Apple Hit With Yet Another App Store Lawsuit
Apple hasn’t been having the best of times with its App Store during the past twelve months. The company is at loggerheads with Epic Games about the terms and conditions offered by its store and stands to be a big loser if Epic win their looming court battle. Epic says that Apple’s policy of requiring every company that uses the platform to hand over a 30% cut of all revenue is excessive, and also that its policy of preventing apps from being downloaded to Apple devices from any other source amounts to a monopoly. Several companies have joined the battle at Epic’s side, and Apple has its hands full defending itself against the accusation. The last thing the company needed is another lawsuit aimed at attacking App Store policies, but it’s got one.
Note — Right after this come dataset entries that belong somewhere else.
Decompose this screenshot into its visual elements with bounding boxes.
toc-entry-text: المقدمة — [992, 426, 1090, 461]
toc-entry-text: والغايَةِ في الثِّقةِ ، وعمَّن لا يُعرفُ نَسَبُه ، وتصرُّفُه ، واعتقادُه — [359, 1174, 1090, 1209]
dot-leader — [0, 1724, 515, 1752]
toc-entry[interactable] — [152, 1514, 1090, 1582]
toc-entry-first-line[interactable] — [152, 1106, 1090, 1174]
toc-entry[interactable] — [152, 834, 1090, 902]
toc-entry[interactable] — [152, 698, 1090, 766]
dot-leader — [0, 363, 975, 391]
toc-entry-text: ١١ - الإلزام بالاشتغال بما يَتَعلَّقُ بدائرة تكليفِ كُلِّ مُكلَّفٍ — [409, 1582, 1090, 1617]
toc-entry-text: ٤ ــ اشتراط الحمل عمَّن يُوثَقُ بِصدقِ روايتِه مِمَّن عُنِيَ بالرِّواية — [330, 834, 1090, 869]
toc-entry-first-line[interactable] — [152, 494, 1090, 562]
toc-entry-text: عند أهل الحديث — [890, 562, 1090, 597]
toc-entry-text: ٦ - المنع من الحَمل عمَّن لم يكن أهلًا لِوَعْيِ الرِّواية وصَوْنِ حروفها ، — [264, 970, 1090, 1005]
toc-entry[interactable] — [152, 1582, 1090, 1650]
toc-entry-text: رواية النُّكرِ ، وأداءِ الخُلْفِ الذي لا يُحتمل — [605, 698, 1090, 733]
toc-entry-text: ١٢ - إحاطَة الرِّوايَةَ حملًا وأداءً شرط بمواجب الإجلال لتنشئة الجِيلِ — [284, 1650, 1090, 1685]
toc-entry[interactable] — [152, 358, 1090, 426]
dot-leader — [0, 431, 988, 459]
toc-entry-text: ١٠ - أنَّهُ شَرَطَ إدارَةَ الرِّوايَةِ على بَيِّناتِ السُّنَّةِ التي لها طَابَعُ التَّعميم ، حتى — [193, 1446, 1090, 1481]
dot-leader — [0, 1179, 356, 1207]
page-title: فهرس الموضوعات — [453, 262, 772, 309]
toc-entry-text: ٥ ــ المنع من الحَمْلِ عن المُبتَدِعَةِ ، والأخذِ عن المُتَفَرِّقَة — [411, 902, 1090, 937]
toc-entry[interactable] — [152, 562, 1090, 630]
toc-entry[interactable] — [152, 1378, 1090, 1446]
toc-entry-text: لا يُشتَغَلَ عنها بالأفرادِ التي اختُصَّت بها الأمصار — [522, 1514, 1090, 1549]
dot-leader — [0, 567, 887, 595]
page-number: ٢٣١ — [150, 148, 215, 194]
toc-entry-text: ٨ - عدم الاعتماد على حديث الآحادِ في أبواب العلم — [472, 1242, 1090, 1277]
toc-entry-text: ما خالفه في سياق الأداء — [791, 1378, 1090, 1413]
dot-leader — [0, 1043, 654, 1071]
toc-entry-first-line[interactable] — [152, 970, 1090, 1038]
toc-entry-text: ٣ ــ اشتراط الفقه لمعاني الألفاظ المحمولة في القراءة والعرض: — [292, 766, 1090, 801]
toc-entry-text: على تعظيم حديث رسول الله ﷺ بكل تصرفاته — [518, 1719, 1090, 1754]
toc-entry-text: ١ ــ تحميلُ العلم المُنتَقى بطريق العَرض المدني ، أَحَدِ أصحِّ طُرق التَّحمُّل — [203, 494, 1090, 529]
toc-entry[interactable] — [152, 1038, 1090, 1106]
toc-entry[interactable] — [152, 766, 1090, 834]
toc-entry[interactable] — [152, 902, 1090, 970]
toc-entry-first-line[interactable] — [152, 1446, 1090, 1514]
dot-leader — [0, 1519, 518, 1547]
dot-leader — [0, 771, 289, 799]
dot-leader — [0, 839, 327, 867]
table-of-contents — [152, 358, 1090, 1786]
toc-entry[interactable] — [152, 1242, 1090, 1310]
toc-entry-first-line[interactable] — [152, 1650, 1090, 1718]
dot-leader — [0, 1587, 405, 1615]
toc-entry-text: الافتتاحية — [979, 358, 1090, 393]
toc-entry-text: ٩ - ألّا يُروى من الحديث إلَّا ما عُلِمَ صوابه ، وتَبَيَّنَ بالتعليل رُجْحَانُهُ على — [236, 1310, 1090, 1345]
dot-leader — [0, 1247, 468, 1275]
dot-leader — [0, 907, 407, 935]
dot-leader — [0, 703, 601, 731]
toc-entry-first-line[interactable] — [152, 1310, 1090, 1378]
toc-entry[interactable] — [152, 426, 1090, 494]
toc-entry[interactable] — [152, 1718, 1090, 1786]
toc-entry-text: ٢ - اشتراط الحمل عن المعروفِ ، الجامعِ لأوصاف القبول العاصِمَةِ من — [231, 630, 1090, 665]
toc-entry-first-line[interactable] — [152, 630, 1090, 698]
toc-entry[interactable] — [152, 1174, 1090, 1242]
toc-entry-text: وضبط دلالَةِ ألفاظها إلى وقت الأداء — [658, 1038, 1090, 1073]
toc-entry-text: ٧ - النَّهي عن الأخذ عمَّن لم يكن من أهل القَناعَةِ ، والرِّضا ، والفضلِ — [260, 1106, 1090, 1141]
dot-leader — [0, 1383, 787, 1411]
A new lawsuit, filed in the United States of America, accuses Apple of allowing illegal gambling apps to operate through the App Store and profiting from the same. Going further, it specifically alleges that some of these gambling apps have been made available to children, with child-friendly interfaces and gambling features hidden behind what appear to be child-focused games. One of them, known as “Jungle Runner 2K21,” reloads purely as a casino app without even using the pretense of being a game if a proxy server is used to access it. “Magical Forest – Puzzle” works in much the same way. Both games have been removed from the app store since the problem came to light, but the lawsuit targets more titles than just those two.
The specifics of the lawsuit say that there are literally dozens of casino apps on the App Store that allow uses to “play for free” but then offer a way of buying more playing time in return for real money. This would violate Apple’s own rules and constitutes a crime in 25 of the 50 American states. The games work by offering new players a stack of free credits to use on any casino game of their choosing but then prompts players to buy a refill once their free credits are used up. Several players who took the apps up on this offer have been named as plaintiffs in the lawsuit.
It should be noted that gambling apps aren’t necessarily illegal on the App Store. Apple has no qualms with casino apps being made available so long as they’re geo-locked and can’t be accessed in territories where it would be illegal to play them. That’s a complicated operation in the USA, where laws about online slots websites and casinos differ wildly from one state to another. Some states don’t allow mobile betting at all. Some states have no specific laws that govern online slots websites or apps because they haven’t revised their gambling laws since the pre-internet days. Others – the more conservative states – prohibit all forms of gambling, whether carried out on the internet or not. It’s sometimes permissible to access an online slots website that’s hosted in another territory – Rose Slots IE being one such example – but the overall picture is a confused one. That’s why so many gambling companies stay away from it and might be why some of the less trustworthy ones appear to be trying to circumvent the rules. In the process, they’re using Apple’s App Store as a way in.
There isn’t a debate about whether the apps exist or not because it’s clear that they do. The legal debate will determine to what extent Apple is complicit in its existence. The wording of the new lawsuit says that Apple has actively enabled, permitted, promoted, and profited from illegal gambling. The company will defend itself against that accusation vigorously. Legal analysts say that the company is likely to argue that the apps got into the App Store by misrepresenting themselves and attempting to deceive Apple, but that amounts to arguing in favor of the company’s incompetence or lack of oversight. Even if it’s a winning argument, it will look bad for the tech giant at a time when they’re trying to argue the case for the App Store’s ongoing existence in its current form.
This isn’t the first time Apple has found itself in court trying to defend against accusations that it enables illegal gambling. The last time this happened was only a few months ago when the company was accused of promoting gambling to teenagers and minors by allowing “loot boxes” to exist within the App Store. The problem of loot boxes is a wider one for the video game industry and is subject to ongoing court cases all over the world. The question of whether Apple was illegally providing access to loot boxes was settled in California in March, where a judge decided that the plaintiffs in the case didn’t demonstrate economic harm and that loot boxes didn’t constitute a violation of Californian law anyway. Apple had initially argued that it should be shielded from any litigation relating to loot boxes because the company didn’t create them but found itself dragged into the matter anyway. With this new lawsuit, it’s a classic case of the company being pulled back in just when it thought it had extricated itself from a tricky situation.
It seems unlikely that Apple would willingly promote or profit from apps that it knew to be illegal, so the smart money says Apple won’t be found at fault when the matter goes in front of a judge. In terms of public relations, though, this is a disaster. In order to win its case against Epic, Apple needs to demonstrate that the terms of its App Store are transparent and fair to all. It’s hard to make that case when there’s another lawsuit that accuses it of being the exact opposite making its way through the courts elsewhere. These are trying times for Apple, and it seems likely that there will be significant changes made to the App Store later this year no matter how things go in either court case. Defending claims in court is a costly matter even for a company of Apple’s resources, and the negative press coverage that comes with doing so can be expensive, too. The firm will want to take steps to ensure that this doesn’t happen again in the future.